Is This Politics as Usual?
The tailoring rule for large stationary pollution sources is being rolled out Jan. 2, in tandem with a timeline for mobile sources that requires auto manufacturers to meet greenhouse gas emissions standards for cars and light trucks.
Large industries already required to obtain New Source Review permits for other pollutants also will have to include greenhouse gases among those permits if their emissions of those gases grows by a minimum of 75,000 tons of carbon dioxide equivalent annually. Initially, the tailoring rule will require about 550 power plants, landfills and other industrial facilities to obtain permits for emissions.

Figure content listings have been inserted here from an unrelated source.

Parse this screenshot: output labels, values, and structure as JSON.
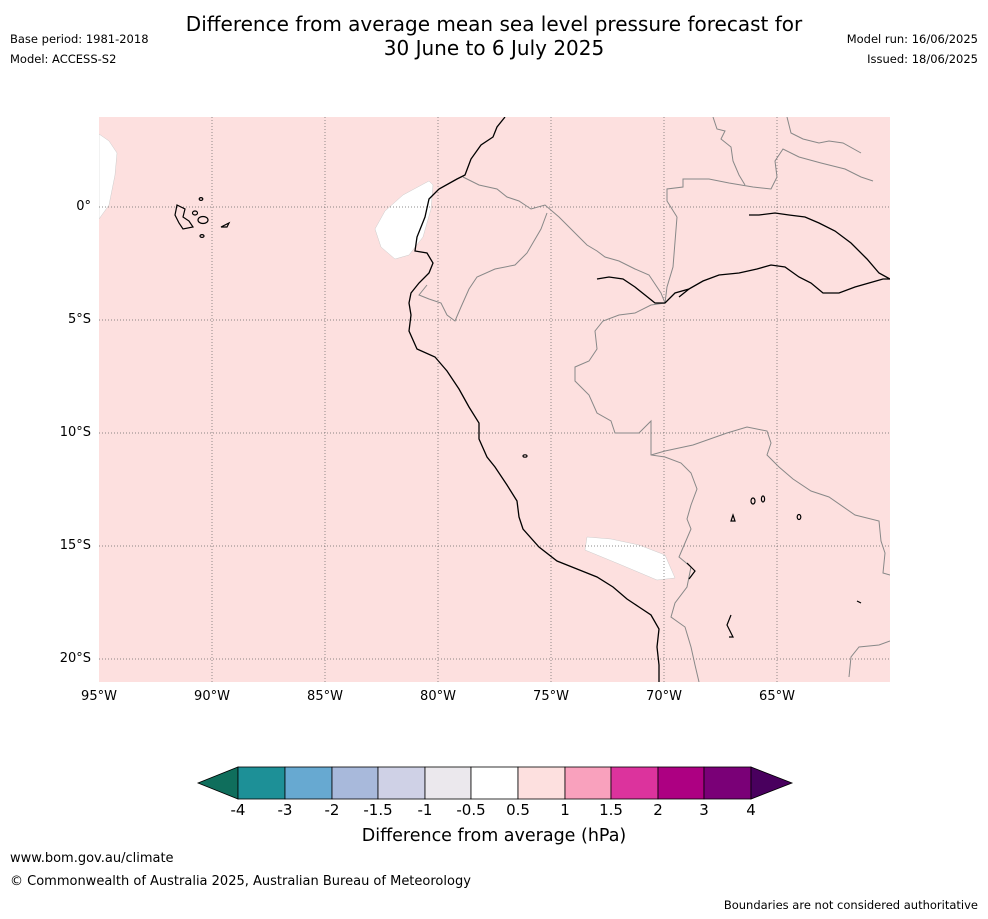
{
  "title": {
    "line1": "Difference from average mean sea level pressure forecast for",
    "line2": "30 June to 6 July 2025"
  },
  "meta_left": {
    "base_period": "Base period: 1981-2018",
    "model": "Model: ACCESS-S2"
  },
  "meta_right": {
    "model_run": "Model run: 16/06/2025",
    "issued": "Issued: 18/06/2025"
  },
  "map": {
    "fill_color": "#fde0df",
    "latitude_labels": [
      "0°",
      "5°S",
      "10°S",
      "15°S",
      "20°S"
    ],
    "longitude_labels": [
      "95°W",
      "90°W",
      "85°W",
      "80°W",
      "75°W",
      "70°W",
      "65°W"
    ]
  },
  "colorbar": {
    "colors": [
      "#0f6e5c",
      "#1d9097",
      "#67a9d1",
      "#a8b9db",
      "#cfd1e6",
      "#ebe8ed",
      "#ffffff",
      "#fde0df",
      "#f9a1bd",
      "#dc339d",
      "#ad0082",
      "#7a0077",
      "#49005e"
    ],
    "tick_labels": [
      "-4",
      "-3",
      "-2",
      "-1.5",
      "-1",
      "-0.5",
      "0.5",
      "1",
      "1.5",
      "2",
      "3",
      "4"
    ],
    "caption": "Difference from average (hPa)"
  },
  "footer": {
    "website": "www.bom.gov.au/climate",
    "copyright": "© Commonwealth of Australia 2025, Australian Bureau of Meteorology",
    "disclaimer": "Boundaries are not considered authoritative"
  }
}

The idea with an incremental rule was to offer a break to apartment buildings, hospitals, schools and other nonindustrial emitters. An estimated 900 additional polluters will come under regulatory review each year thereafter as smaller emitters are added.
Clearly, however, Texas doesn’t want any of it. In their letter, Abbott and Shaw accused the EPA of demanding a loyalty oath.
“Indeed, it is an affront to the congressionally established judicial review process for EPA to force states to pledge allegiance to its rules … on the final day by which states must exercise their statutory right to challenge those same rules,” they wrote.
Cyrus Reed, conservation director with the Lone Star Chapter of the Sierra Club, hypothesizes that Gov. Rick Perry is playing the pro-Texas card during an election year.
The three-term Republican governor (he became governor in 2000 when George W. Bush resigned to become president) is in a less-than-settled contest with Democrat Bill White, the former three-term mayor of Houston.
“In Texas, it’s a standard way of operating, to be belligerent toward EPA,” Reed said in an interview. “They have been acting like President Obama came in and became an activist, and now the EPA is taking over.
It’s good politics to bash EPA by saying it is overstepping its bounds. But the subtext might be more political than real.”